I like using a combination of large brown mushroom “steaks” with portabella, porcini and shitake for this dish, but you can use any other combination you like. You do need cream for the sauce, but you can leave out the marscapone if you want it to be less rich. If you make this as a main course then you need two large mushroom “steaks” per person. Magnificent with good warm bread. Works well with cheesy mash or on top of fresh pasta, polenta or a plain risotto with parmesan. Or with grilled steak if you are that way inclined.

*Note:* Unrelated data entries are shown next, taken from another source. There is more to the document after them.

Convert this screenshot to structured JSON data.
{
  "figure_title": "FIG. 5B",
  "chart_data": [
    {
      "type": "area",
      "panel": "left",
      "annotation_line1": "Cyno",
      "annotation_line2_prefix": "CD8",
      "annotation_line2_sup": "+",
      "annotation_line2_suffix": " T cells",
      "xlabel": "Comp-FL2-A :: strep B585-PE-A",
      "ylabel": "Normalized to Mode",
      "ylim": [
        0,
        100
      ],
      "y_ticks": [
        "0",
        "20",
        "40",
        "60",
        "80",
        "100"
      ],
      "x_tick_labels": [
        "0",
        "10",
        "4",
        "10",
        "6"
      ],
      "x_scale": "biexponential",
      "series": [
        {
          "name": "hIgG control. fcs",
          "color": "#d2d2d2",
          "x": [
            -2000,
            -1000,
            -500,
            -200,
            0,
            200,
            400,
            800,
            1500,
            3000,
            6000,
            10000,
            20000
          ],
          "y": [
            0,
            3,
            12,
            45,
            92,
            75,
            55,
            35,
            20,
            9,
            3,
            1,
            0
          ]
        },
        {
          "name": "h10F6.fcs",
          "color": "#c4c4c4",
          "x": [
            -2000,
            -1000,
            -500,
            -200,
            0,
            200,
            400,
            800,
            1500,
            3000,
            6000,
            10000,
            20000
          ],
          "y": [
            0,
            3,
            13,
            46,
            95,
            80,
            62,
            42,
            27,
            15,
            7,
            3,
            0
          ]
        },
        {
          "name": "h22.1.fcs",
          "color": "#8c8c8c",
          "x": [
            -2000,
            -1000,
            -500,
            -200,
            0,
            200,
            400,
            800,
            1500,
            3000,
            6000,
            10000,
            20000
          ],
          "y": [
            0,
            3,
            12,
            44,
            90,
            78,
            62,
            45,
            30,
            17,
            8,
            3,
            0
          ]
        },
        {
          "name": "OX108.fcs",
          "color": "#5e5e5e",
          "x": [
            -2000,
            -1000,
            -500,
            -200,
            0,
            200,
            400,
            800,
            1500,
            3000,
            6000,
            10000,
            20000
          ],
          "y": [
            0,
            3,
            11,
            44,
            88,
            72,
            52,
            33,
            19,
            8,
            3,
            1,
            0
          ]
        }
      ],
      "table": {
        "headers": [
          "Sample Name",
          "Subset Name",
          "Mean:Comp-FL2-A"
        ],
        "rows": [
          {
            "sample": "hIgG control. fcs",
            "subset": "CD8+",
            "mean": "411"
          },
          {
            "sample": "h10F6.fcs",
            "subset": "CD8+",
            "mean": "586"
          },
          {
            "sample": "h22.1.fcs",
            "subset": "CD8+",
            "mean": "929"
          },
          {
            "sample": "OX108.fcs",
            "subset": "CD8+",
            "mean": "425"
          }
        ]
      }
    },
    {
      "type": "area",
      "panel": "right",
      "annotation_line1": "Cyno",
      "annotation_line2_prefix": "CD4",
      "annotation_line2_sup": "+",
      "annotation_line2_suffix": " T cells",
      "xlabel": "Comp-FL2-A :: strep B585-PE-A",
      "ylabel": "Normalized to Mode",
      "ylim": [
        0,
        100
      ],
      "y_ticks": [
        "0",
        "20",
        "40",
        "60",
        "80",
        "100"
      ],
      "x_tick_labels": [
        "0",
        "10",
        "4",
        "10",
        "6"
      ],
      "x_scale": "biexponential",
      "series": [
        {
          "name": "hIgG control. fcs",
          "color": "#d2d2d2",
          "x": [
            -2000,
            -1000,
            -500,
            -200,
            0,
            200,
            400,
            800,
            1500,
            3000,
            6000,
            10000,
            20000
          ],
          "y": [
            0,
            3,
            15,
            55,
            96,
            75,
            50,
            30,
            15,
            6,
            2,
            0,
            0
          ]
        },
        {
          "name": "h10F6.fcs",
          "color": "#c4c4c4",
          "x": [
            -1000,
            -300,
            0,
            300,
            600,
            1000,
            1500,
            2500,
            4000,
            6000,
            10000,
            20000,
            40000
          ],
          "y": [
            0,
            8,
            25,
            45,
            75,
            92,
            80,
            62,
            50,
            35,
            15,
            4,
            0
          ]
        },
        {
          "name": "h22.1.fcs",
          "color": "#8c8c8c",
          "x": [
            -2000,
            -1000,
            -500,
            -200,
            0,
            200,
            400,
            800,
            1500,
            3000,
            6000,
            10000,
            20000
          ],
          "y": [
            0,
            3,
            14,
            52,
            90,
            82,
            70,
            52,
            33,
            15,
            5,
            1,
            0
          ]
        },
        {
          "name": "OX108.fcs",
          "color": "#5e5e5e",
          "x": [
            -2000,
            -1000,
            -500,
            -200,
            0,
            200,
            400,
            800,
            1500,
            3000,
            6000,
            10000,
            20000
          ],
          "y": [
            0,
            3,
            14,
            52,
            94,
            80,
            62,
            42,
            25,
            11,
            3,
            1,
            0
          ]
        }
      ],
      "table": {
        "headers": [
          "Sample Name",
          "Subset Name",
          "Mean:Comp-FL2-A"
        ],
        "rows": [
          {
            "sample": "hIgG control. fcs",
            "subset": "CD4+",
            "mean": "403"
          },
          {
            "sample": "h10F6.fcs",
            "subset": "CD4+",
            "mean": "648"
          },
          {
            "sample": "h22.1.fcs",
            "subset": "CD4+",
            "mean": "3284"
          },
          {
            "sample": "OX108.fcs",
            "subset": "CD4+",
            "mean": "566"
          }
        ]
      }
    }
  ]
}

Serves 4 as a main, or 6 combined with other dishes
Prep about 30 to 40 min
GATHER 750g to 1 kg mushrooms 125 ml to 250 ml Single / Pouring Cream 60 to 125 ml Marscapone or Creme Freche (optional) 2 – 4 smashed & chopped garlic cloves Lots of freshly ground Black pepper 60 to 125 ml Soy Sauce 30 to 80 ml Balsamic vinegar Butter or olive oil A few sprigs of thyme Oven on 180C
Step 1 Heat a glug of olive oil in a pan, grind at least a teaspoon of fresh black pepper into the warm oil and add the garlic. As soon as it starts to sizzle pour it into the baking dish and add the sprigs of thyme, cream and marscapone.
Step 2 Turn up the heat and add a little butter and a little oil to the pan. When it is very hot, brown the mushroom steaks one by one and transfer to the baking dish. You need to make sure that you are just quickly browning the mushrooms on a high heat and not steaming or cooking their juices out. A griddle pan works best. Add the smaller mushrooms to the pan in batches and when browned also transfer to the baking dish. Work quickly so that they dont overcook. You may need to add some more butter and/or oil to the pan as you do this. Let your conscious be your guide.
Step 3 This is the point where you need to trust your own taste buds. Using the quantity guidelines above, add the soy sauce and balsamic vinegar. I would suggest that you first add half and then after a while taste and add more if you like where it is going. I find that the soy sauce and balsamic vinegar does beautiful things to the sauce after a while in the oven.
Step 4. Bake for about 20 – 30 minutes. When the sauce starts reducing and turns a lovely brown colour it is ready. Simply divine to mop the juices up with bread. Eat the leftovers with this tortilla.